Written by Elizabeth Hollander, Tisch College Senior Fellow, the new report on Civic Education of Undergraduates in United States Research Universities analyzes current approaches to civic engagement education at 15 research universities around the nation. Hollander’s report documents major expansion of these programs and recommends priorities for the next stage in their development.
In preparing the report, Hollander reached out to members of The Research Universities Civic Engagement Network (TRUCEN). Founded in 2005 by Campus Compact and Tufts University, TRUCEN is a learning community of civic engagement leaders at 30 research universities who are interested in fostering the civic education of their students. The group was organized by Campus Compact and Tufts in 2005.

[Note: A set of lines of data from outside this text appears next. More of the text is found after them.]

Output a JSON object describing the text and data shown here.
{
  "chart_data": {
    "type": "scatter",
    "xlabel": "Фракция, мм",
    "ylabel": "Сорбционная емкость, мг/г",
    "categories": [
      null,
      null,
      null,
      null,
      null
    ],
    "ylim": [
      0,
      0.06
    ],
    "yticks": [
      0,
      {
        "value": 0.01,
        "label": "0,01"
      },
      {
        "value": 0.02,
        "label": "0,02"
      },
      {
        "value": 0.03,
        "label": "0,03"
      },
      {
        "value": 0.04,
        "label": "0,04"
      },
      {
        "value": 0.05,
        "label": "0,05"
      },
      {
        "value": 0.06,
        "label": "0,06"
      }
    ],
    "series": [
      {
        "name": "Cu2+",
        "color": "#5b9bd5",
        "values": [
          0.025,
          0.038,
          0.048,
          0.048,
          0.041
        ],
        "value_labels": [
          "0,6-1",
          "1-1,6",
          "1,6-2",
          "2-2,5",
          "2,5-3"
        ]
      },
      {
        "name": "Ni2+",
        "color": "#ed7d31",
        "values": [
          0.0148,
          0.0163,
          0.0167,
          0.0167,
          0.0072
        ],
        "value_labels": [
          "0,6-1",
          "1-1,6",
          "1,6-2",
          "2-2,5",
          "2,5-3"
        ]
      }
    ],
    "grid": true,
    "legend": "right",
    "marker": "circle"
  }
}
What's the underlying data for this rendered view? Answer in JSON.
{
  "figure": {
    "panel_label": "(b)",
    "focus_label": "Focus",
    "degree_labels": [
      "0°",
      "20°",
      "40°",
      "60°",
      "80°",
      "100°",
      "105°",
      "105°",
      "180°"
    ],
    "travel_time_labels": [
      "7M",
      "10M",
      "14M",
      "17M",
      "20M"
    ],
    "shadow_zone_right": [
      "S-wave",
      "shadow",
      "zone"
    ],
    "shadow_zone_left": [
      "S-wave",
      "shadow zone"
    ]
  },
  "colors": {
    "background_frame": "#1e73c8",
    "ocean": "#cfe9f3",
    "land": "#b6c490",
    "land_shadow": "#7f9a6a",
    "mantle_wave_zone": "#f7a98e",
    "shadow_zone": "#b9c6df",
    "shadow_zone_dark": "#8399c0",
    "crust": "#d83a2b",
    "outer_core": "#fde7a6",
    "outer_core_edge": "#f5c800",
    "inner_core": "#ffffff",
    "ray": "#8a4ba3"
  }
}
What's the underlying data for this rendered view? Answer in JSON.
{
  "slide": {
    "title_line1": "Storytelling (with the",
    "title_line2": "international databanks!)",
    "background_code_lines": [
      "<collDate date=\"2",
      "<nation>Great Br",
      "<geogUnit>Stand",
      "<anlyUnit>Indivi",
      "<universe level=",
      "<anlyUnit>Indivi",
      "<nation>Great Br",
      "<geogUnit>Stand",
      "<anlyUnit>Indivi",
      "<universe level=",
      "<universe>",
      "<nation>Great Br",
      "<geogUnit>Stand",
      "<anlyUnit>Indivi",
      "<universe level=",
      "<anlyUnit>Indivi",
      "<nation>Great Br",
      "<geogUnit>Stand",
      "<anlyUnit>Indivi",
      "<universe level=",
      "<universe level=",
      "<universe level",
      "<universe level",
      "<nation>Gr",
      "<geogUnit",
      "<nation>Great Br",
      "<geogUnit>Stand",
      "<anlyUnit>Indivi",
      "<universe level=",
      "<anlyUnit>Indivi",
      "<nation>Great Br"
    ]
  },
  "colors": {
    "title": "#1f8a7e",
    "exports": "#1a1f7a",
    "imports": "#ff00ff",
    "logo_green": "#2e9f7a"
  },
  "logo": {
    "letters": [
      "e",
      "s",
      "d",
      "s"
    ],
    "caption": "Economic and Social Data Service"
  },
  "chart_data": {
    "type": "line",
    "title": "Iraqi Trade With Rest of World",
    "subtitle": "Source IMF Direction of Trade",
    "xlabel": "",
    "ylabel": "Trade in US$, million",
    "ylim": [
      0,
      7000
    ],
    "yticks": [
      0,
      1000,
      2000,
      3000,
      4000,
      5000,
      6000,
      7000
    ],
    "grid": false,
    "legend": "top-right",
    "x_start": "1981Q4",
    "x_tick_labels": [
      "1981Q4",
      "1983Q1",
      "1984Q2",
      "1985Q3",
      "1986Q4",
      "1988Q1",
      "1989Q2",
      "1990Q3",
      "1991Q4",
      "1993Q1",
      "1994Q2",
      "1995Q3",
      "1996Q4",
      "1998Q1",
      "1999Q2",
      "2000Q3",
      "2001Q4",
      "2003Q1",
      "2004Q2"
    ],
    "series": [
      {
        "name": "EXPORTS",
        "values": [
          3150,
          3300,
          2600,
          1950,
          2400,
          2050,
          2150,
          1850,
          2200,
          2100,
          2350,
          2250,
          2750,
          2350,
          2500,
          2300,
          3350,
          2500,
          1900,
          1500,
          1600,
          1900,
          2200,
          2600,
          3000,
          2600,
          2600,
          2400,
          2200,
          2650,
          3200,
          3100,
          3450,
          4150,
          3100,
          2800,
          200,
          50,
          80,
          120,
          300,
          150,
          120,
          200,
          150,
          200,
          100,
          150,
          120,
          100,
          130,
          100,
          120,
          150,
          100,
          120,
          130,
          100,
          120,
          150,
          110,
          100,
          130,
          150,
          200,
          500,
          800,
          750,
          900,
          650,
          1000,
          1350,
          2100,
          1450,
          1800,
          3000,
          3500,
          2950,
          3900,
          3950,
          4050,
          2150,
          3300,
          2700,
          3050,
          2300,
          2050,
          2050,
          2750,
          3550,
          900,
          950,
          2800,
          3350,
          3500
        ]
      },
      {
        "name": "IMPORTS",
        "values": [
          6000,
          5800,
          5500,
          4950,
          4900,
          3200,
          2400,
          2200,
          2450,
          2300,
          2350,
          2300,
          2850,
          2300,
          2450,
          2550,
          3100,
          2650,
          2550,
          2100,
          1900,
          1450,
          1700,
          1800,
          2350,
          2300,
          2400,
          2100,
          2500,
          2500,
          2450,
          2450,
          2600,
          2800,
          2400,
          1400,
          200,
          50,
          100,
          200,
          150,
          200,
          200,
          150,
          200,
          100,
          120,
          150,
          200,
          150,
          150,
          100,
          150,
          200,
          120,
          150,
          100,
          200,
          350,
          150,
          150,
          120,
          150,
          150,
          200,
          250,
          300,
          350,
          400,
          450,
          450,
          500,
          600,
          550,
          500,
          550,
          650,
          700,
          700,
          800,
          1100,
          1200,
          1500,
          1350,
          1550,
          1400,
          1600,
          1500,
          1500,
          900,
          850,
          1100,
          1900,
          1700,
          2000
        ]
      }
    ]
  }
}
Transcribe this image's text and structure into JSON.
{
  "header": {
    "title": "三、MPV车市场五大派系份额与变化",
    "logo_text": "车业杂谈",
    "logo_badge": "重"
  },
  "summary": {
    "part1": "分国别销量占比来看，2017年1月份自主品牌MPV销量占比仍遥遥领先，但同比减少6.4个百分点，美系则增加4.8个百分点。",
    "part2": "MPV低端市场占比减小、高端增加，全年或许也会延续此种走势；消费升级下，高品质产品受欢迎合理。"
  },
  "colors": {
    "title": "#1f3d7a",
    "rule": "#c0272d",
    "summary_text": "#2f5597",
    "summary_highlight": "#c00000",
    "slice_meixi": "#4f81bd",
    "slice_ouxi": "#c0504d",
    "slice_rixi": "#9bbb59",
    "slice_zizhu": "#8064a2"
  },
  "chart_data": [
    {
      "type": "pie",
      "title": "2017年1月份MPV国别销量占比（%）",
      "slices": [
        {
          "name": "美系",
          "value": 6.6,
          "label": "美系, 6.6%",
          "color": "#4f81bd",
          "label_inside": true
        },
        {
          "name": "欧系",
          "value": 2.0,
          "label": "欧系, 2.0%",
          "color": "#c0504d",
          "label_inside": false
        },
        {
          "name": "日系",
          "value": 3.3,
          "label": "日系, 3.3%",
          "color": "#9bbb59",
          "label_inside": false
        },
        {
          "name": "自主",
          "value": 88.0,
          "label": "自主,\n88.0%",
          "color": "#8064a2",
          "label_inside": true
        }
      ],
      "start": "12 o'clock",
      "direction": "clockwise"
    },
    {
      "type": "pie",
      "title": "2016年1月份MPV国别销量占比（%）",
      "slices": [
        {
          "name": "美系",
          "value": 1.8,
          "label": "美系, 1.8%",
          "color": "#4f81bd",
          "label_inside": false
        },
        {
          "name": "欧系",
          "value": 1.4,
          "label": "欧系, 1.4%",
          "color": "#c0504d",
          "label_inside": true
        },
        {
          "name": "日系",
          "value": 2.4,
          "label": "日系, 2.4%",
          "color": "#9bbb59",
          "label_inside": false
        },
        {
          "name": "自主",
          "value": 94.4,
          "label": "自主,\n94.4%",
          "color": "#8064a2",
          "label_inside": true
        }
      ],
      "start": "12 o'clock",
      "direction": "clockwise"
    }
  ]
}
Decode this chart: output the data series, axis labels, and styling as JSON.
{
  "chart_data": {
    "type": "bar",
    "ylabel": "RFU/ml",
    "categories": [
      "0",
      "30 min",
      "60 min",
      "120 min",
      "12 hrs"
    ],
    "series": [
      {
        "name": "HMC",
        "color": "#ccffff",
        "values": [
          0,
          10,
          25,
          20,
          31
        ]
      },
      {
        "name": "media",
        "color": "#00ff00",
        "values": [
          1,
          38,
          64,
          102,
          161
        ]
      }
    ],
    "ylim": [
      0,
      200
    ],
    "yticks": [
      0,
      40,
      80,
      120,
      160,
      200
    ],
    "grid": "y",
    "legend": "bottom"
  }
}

“I did this study to help inform the work of TRUCEN and to illuminate the role of research universities in promoting the civic engagement movement in higher education,” Hollander explained. “Civic engagement education is a relatively young field and this research was designed to discover how research universities with active programs in this area define civic education, what approaches they use, and how committed they are to civic education as a university goal.”
Overall, the study found that campuses had many civic engagement opportunities available to students, including both curricular and co-curricular activities. However, those opportunities were not well integrated across the university. “A student’s course work may involve an active citizenship component and he or she may live in a multicultural-themed residence hall, but many universities don’t help those students integrate the civic knowledge they gain from those separate experiences,” Hollander said. “In fact, while most campus’ have dorms with a multicultural or diversity theme, rarely do campuses integrate that experience with a civic component.”
One example of a residential civic experience can be found at the University of Georgia, where a freshman global engagement program includes a residential component, core courses, and a service learning course. At Tufts, Tisch College partners with the Tufts Office of Residential Life and Learning to annually train all Resident Assistants in how to integrate active citizenship into resident hall activities.
Hollander also found that most universities provided in-depth experiences for select groups of students, but that most did not seek to engage every student in civic work. Tulane was the only university in the group with public service requirements for graduation for all undergraduates.
Tufts was one of the few other universities offering opportunities for all undergraduates through Tisch College-sponsored programs such as a civic engagement themed common reading book for incoming students; civic engagement opportunities in residence halls; and the Honos Civicus Society, which recognizes graduating seniors for their curricular and co-curricular civic achievements.
Additionally, the University of Maryland and the University of North Carolina, Chapel Hill have both integrated civic experiences into required undergraduate courses.
Ultimately, Hollander says that the lack of consistency of approaches across research universities is due to an underlying lack of shared theory and scholarly research about civic engagement education. “Research universities were early leaders of the civic engagement movement in higher education, but as the field has grown, few research universities have been at the forefront of that growth,” Hollander said. “It is striking that these research universities seem to devote little time or effort to examining theories of student ethical, moral, and civic development to inform the aims of their programs as well as the shape of the programs themselves.”
Of the groups in the study, only Tufts and the University of Maryland have detailed civic learning goals for their students, and only Tufts reported it was undertaking a longitudinal study of students to examine whether those goals are being met. Duke and the University of Pennsylvania are both developing a longitudinal studies.
“These universities are leaders in advancing scholarship in other fields and they should be more rigorously applying their expertise and resources to studying, evaluating, and testing best practices for civic engagement education,” Hollander added.
Through groups like TRUCEN, Hollander recommends that research institutions continue to work together to develop and test theories about how students develop civically and apply their rigorous scholarship to measurements of student civic education and learning outcomes.
Hollander’s research was done with the assistance of a research advisory committee composed of: Amy Driscoll, Carnegie Foundation for the Advancement of Teaching; Matthew Hartley, University of Pennsylvania; Barbara Holland of the National Service Learning Clearinghouse and the University of Western Sidney; Robert Hollister, Tufts University; Barbara Jacoby, University of Maryland, College Park; Eric Mlyn, Duke University; and Julie Plaut, Minnesota Campus Compact. Hollander formerly served as Executive Director of Campus Compact (1997-2006).
The universities participating in the study were Brown University; Duke University; University of Georgia; Georgetown University; Harvard University; University of Maryland, College Park; University of Minnesota, Twin Cities; University of North Carolina, Chapel Hill; North Carolina State University; University of Oklahoma; University of Pennsylvania; Princeton University; Tufts University; Tulane University; and Washington University in St. Louis.